Let $a_n$ be a sequence with values in $\mathbb{N}$ and let $\alpha(n):=\min\{m\in\mathbb{N}: n|a_m\}$

be the first index $m$ such that $n$ divides $a_m$ whenever it exists (otherwise it stays undefined). Next define a sequence by the following recurrence: $a_1:=1$

and $a_{x+2}:= 1+\sum_{n:\alpha(n)\leq x} \varphi(n) \left\lfloor\frac{x}{\alpha(n)}\right\rfloor$

for $0\leq x\in\mathbb{N }$. Here, $\varphi$ denotes Euler’s totient function. Note that the sum is extended over all $n$ with $\alpha(n)\leq x$. The values of $\alpha$are thus defined. Moreover, the sum is finite.

What is $a_n$? As it turns out and as you might have guessed from the title $a_n$ is the well-known Fibonacci series.

Computational example.

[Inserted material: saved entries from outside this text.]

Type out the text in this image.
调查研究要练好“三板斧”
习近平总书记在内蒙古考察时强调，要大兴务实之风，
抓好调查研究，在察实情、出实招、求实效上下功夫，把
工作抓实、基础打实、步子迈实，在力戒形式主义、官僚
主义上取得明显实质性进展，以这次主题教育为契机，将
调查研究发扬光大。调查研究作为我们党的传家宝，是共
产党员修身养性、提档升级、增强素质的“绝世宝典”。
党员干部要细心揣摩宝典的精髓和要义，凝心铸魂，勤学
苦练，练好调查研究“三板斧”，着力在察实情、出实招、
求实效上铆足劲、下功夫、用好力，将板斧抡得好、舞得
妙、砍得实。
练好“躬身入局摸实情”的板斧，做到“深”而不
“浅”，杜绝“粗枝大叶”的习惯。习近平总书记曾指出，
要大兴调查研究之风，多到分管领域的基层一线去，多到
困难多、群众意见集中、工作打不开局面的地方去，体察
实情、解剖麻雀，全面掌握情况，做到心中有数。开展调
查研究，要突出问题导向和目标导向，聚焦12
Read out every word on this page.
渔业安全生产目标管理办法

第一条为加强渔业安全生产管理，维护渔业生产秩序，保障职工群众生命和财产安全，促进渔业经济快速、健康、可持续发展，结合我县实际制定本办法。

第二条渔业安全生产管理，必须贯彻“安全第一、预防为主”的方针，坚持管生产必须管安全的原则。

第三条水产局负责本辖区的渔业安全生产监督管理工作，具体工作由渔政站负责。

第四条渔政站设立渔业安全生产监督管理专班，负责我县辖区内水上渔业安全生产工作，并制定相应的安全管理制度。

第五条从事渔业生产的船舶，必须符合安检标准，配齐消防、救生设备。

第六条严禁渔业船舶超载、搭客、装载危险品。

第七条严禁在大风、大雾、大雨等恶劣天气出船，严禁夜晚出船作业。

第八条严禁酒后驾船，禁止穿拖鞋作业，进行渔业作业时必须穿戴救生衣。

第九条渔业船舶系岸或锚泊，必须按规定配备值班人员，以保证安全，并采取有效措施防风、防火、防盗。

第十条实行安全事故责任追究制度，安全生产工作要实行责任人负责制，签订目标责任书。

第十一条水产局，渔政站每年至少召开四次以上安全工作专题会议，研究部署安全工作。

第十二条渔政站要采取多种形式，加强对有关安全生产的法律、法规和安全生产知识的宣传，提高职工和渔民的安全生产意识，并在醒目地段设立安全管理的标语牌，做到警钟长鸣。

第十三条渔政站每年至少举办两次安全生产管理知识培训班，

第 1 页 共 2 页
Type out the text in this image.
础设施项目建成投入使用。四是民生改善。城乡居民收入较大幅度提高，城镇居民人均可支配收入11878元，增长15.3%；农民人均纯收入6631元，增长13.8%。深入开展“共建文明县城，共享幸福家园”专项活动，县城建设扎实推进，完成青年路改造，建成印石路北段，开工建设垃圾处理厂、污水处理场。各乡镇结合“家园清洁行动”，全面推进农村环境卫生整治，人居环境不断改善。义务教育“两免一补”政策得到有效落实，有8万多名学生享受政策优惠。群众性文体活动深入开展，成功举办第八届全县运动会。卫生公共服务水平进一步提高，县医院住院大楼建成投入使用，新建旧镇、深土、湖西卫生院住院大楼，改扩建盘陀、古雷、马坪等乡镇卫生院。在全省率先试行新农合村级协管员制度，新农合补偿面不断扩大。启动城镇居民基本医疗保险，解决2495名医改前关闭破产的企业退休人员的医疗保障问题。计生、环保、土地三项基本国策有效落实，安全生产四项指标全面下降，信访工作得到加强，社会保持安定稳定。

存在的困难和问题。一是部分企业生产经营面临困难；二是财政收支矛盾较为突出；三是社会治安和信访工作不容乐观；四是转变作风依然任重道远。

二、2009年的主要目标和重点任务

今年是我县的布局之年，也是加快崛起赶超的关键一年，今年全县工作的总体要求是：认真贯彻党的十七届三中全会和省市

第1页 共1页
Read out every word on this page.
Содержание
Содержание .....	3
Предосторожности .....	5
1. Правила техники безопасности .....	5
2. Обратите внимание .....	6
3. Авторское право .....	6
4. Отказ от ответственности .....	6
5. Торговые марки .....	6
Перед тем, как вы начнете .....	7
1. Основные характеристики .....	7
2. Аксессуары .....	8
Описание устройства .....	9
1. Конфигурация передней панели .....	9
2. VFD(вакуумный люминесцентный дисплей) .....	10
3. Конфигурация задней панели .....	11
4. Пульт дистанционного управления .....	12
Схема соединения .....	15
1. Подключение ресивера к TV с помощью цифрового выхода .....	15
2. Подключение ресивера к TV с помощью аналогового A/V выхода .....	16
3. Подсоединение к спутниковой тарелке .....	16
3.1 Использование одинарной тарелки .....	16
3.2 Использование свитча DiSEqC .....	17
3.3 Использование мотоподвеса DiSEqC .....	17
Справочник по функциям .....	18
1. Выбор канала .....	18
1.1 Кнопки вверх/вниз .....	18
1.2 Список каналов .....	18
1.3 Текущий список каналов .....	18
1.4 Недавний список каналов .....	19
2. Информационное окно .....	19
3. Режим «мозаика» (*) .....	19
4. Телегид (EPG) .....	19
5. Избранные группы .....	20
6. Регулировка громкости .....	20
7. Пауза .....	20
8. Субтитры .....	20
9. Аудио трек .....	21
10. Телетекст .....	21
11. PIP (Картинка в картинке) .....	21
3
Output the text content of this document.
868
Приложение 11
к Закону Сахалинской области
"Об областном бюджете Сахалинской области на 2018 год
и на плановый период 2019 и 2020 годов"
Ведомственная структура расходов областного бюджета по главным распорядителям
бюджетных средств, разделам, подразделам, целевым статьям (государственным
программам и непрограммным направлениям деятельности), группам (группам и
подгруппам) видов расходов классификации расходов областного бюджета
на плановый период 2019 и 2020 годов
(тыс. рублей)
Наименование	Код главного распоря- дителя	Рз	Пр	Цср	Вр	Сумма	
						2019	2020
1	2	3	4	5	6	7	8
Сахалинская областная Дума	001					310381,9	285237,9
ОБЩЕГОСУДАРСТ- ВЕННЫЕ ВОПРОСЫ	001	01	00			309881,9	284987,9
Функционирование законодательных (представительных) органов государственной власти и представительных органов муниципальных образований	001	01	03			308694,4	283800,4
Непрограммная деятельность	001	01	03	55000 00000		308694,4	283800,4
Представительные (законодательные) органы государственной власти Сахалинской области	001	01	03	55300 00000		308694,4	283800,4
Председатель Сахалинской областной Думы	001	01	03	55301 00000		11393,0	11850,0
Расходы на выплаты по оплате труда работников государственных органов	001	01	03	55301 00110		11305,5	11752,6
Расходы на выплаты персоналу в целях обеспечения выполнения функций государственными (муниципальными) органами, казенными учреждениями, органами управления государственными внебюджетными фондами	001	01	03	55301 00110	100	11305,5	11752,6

Assume we knew that the $a_n$ were the Fibonacci numbers for $1\leq i\leq 5$. Then $a_7 = 1+\sum_{n\in\{1, 2, 3, 5\}}\varphi(n)\left\lfloor\frac{x}{\alpha(n)}\right\rfloor$ where the sum is extended over all divisors of $a_1, \ldots , a_5$ (i.e. the divisors of $1, 1, 2, 3, 5$). Thus $a_7 = 1+1 \left\lfloor\frac{5}{1}\right\rfloor+1 \left\lfloor\frac{5}{3}\right\rfloor+2\left\lfloor\frac{5}{4}\right\rfloor+4 \left\lfloor\frac{5}{5}\right\rfloor = 13.$

How does one prove that the $a_n$ are indeed the Fibonacci numbers? Actually, there is a nice and elementary double counting proof for this and even after scribbling it down I must confess that for me the Fibonacci numbers here somehow pop out of nowhere.